Bees create distinctive microenvironments by constructing cell within nests, where they lay eggs on pollen and nectar (Odling-Smee F.J. et.al. 2003. Niche Construction). Each cell inside the nest is a miniature ecosystem, and the stored food is favorable not only for the development of their own brood, but also for an extensive array of organisms. The most common arthropod symbionts living inside social insects’ nests are mites (Acari, Arachnida) (Eickwort C.G. 1990. Annual Review of Entomology, 35, 469-488).

Hitherto, most of the research on this subject has focused on social bees, or is largely limited to taxonomic and systematic studies, however, the nature of the symbiosis has not been investigated rigorously (Eickwort C.G. 1979. Recent Advances in Acarology: 575-581). Our objective was to assess which kind of symbiosis is the one established between the socially polymorphic genus Megalopta (Halictidae) and its associated mites.   

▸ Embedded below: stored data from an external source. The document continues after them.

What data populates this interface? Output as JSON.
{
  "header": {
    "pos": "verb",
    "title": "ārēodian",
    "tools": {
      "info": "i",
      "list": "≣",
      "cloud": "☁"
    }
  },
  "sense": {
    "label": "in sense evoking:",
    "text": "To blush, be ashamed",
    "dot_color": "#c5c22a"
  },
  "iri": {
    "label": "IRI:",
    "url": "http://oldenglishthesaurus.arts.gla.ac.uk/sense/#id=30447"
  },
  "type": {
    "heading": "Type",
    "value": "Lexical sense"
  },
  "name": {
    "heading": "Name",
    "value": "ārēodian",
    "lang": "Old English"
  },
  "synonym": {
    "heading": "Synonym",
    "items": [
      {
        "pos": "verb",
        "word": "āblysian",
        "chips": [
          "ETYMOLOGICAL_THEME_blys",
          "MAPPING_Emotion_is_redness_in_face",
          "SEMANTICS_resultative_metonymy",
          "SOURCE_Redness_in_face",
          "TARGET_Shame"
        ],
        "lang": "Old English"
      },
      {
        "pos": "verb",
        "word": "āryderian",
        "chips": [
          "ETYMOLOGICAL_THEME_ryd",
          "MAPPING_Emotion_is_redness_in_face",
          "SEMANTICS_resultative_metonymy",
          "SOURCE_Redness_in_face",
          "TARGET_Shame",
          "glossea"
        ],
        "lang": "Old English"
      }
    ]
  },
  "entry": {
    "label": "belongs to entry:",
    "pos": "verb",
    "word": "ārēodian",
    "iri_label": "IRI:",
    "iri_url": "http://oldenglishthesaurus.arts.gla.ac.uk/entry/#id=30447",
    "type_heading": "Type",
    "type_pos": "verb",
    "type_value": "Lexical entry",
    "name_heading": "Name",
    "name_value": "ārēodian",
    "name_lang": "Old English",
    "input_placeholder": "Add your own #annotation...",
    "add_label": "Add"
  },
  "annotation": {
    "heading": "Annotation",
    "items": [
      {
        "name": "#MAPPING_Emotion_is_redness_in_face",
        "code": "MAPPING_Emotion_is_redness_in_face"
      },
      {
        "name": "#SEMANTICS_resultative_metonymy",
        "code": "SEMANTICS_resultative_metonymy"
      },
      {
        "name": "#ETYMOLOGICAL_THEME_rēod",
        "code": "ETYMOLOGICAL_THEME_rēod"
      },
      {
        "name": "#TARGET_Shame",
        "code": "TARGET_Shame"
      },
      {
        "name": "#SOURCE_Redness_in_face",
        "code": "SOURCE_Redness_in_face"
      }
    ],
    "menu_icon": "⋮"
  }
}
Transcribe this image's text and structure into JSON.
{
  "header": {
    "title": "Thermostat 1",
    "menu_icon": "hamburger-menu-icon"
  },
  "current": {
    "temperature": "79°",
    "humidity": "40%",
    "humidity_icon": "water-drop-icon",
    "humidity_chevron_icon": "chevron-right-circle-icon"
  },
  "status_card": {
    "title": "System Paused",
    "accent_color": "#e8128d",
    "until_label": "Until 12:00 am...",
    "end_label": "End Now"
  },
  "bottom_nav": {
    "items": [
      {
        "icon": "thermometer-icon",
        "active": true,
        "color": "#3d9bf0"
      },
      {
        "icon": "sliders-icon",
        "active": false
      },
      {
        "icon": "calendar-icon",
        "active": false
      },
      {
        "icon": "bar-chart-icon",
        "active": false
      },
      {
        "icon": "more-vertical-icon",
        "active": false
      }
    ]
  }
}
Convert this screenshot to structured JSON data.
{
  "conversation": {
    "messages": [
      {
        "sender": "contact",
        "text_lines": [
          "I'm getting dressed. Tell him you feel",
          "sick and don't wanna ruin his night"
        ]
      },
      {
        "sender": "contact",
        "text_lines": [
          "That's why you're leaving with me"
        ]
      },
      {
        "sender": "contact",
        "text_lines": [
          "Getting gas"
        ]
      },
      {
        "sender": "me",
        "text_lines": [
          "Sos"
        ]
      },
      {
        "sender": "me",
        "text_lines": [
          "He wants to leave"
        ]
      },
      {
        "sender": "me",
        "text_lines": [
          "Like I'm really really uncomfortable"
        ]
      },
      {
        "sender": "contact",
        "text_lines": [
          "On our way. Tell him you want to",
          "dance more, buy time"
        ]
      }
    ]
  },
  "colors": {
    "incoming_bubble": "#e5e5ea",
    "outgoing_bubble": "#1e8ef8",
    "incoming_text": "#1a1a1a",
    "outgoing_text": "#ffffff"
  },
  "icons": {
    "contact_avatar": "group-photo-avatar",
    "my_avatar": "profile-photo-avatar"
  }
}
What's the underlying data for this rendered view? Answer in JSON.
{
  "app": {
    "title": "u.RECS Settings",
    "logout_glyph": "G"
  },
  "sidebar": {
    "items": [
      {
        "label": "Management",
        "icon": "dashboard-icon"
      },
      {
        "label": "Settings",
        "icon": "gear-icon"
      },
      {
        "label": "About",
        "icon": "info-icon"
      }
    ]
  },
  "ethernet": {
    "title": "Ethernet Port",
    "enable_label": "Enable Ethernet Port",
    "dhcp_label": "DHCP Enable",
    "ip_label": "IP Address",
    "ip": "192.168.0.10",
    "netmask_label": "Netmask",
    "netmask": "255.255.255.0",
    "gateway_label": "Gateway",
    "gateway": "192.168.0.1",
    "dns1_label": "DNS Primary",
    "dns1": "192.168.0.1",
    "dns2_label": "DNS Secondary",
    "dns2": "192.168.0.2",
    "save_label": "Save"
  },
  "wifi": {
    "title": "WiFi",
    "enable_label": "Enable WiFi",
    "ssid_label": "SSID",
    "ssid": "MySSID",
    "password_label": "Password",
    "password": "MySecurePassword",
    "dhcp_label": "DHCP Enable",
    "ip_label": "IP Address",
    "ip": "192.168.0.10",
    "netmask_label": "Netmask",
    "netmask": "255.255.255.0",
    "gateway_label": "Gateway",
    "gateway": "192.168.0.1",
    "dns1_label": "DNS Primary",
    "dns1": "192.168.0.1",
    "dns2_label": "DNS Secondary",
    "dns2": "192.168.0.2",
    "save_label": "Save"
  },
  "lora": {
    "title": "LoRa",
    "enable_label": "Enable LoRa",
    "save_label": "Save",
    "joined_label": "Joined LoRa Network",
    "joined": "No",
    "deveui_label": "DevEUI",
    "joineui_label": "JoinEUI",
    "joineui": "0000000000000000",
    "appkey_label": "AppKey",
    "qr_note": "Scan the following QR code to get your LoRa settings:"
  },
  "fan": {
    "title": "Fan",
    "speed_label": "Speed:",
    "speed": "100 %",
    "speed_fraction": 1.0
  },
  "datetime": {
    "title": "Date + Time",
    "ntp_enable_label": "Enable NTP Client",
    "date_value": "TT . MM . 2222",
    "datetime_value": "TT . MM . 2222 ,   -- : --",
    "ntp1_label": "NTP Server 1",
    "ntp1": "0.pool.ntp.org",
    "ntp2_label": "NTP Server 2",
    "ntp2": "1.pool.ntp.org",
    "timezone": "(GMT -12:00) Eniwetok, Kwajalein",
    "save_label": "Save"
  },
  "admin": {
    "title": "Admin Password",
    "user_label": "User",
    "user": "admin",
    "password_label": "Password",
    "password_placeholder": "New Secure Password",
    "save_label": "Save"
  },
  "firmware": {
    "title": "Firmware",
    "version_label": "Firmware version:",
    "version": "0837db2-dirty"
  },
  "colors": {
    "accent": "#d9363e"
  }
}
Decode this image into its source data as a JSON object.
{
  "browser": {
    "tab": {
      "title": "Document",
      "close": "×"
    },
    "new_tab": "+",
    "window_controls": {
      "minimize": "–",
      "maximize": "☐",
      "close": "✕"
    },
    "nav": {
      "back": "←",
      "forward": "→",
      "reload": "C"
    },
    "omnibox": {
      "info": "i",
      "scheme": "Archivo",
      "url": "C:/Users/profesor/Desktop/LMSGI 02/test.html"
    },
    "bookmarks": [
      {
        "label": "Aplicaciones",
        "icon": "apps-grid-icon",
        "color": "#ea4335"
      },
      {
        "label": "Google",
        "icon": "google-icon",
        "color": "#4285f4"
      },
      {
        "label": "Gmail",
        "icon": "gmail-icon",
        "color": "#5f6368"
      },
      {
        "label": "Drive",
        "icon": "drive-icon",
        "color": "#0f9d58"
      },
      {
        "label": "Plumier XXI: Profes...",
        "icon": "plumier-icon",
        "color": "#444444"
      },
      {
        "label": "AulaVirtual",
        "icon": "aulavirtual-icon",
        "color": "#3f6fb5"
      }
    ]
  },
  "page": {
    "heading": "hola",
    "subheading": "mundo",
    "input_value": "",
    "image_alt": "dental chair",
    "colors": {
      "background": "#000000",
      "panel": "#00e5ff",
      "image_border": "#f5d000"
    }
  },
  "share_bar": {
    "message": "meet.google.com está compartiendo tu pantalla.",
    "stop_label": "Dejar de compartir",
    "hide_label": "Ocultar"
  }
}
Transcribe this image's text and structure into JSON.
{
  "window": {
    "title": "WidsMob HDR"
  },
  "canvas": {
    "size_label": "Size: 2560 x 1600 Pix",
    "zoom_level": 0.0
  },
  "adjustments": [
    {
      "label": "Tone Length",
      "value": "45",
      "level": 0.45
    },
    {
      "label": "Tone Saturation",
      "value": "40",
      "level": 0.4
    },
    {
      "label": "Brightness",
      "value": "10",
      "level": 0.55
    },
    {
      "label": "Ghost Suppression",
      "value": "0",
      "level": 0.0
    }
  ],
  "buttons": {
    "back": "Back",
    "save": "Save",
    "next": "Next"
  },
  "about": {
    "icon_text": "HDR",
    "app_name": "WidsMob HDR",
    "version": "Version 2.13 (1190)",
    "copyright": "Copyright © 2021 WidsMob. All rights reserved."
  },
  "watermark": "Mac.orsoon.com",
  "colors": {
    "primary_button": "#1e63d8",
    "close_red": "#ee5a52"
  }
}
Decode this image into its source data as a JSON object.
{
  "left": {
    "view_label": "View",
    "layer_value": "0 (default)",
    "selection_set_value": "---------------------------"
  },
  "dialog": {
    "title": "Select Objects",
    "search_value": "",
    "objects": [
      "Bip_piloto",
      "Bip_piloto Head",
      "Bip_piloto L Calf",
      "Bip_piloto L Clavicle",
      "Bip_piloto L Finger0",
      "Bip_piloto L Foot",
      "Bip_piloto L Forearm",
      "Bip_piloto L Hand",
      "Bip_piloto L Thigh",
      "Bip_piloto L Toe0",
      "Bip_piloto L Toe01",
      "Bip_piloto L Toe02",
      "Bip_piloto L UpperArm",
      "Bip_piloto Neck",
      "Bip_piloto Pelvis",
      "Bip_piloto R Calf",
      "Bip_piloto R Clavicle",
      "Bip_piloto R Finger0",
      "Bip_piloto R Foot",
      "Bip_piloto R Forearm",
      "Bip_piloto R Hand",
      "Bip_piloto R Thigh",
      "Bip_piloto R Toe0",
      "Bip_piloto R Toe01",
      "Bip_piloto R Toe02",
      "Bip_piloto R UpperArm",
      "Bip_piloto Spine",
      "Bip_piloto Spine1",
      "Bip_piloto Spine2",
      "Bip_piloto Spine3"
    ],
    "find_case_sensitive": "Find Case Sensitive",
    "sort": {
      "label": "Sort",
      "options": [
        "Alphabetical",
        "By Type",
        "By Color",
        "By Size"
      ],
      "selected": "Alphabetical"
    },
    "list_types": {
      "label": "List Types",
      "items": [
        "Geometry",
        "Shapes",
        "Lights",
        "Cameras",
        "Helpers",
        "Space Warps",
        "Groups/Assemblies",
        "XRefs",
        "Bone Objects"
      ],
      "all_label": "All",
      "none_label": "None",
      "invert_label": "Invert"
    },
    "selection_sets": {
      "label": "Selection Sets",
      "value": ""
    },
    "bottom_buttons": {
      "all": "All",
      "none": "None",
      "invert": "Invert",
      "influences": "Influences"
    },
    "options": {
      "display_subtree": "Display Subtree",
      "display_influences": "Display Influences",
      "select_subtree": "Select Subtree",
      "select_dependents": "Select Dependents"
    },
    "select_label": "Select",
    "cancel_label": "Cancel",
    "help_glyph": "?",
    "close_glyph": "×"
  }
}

In 2005, we collected nests of two sympatric species M. genalis and M. ecuadoria in the tropical forests of Panama. We scanned cells, bees and nest substrate under a microscope for the presence of mites and fungi. Interestingly, the cells containing mites are significantly less likely to contain detrimental fungi than cells without mites (n=87, p<0.0258).  We hypothesized that mites reduce infection by directly feeding on the fungal spores.

Furthermore, there is no significant association between the presence of mites and the sex of the pupa in the cell (X² n=24, p>0.52) meaning that mites cannot differentiate the sex of the bee egg. Likewise, there is no correlation between the presence of mites and the social organization of the nest, so solitary and social nests have the same likelihood of possessing mites (X² n=53, p>0.1998). If sustained with additional data, it will be the first demonstration of a mutualism in bee-mite associations.